TIME ZONES: A Morning at a Mexico City Hospital

Blood, Above Pesos, Proves a Lifeline for Those in Need

By Manuel Roig-Franzia
Washington Post Foreign Service
Friday, August 18, 2006; Page A18

MEXICO CITY Silent figures filled every plastic seat under the dim fluorescent lights. Two men slumped on the tile floor in the corner, heads buried in their knees. A rattly cough was the only sound.

It was 7 a.m. in Xoco Hospital, where uninsured Mexicans pay for medical services, quite literally, with blood.

Bernaben Ruiz, a 23-year-old busboy, rubbed his red-rimmed eyes and studied the little prick mark at the crook of his right arm.

"It wasn't so bad," he said.

The little bag of blood Ruiz had just given up would pay for the Caesarean section that made his friend a father, and it was part of an elemental ritual of life here.
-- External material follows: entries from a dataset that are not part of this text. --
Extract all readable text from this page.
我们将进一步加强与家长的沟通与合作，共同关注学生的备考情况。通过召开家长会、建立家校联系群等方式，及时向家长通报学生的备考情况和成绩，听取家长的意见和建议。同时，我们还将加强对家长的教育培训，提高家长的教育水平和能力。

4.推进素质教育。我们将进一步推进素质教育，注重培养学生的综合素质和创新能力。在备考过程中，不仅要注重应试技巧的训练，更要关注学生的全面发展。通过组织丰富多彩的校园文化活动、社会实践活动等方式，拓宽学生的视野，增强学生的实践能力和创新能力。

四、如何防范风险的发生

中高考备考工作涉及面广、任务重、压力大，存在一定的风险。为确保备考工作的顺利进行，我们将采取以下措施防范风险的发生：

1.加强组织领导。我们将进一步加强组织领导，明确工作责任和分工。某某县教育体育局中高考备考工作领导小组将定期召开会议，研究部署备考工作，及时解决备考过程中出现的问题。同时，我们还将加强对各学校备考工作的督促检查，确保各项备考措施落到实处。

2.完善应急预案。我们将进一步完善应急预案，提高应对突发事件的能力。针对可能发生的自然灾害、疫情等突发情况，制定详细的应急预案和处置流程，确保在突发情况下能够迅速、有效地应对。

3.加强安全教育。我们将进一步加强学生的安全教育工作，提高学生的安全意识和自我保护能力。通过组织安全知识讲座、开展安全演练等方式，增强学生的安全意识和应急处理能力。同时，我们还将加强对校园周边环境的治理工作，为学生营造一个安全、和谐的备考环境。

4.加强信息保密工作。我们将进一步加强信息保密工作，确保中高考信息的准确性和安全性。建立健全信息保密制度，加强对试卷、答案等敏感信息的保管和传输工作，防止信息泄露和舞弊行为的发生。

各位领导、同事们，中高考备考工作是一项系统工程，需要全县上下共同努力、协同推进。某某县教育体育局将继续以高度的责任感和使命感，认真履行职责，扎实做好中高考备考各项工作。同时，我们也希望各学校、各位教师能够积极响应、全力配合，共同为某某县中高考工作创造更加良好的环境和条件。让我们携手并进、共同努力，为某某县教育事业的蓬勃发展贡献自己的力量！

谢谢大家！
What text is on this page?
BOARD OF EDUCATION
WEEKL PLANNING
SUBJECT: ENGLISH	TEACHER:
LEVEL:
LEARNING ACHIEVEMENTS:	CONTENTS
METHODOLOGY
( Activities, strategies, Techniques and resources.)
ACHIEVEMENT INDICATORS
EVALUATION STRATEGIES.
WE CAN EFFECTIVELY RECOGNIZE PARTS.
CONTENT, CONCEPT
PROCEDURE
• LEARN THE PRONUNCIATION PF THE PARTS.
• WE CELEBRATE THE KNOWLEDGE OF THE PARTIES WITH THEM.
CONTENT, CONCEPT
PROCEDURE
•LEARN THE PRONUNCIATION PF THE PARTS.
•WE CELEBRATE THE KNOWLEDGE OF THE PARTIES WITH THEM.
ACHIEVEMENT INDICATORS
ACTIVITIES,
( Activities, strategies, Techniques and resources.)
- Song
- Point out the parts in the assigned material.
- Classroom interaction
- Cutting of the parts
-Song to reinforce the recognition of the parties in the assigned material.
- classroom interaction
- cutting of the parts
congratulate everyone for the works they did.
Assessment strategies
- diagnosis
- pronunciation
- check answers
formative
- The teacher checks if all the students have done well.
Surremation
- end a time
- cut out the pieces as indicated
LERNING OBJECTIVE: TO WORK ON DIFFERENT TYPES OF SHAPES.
In Mexico, patients who have no health insurance or who are covered by bare-bones government plans are required to recruit two to six blood donors -- friends, relatives, even total strangers -- in order to receive free or discounted medical care.

It is an obligation accepted matter-of-factly. Nearly half of the population had no health insurance in 2005, and almost everyone -- except for the estimated 5 percent of the population that can afford deluxe private insurance -- can readily spool off a list of surgeries that their blood has made possible.

At Xoco Hospital, the minutes passed in drowsy silence. The clock said 7:45 a.m., and Ruiz was still waiting for his post-donation consultation.

It was so quiet that no one could miss the weeping that soon grew into great, belly-heaving sobs just down the hall. A hushed semicircle formed around a man in a baseball cap, a man overwrought with grief.

"Please," the man said, "I beg your support."

Carlos Reyes had brought friends to Xoco to give pints of blood following the car accident that crumpled his father's body. But that didn't seem important anymore. A man in a white coat had told him his father was gone. All Reyes could think about now was the money he needed to take his father home to be buried in Cuernavaca, 55 miles south of Mexico City.

A small woman stepped toward Reyes and handed him a coin. "Bless you," he said.

By 8 a.m., the long corridor could no longer hold the dozens of blood donors who shouldered in alongside patients awaiting orthopedic examinations and plaster casts.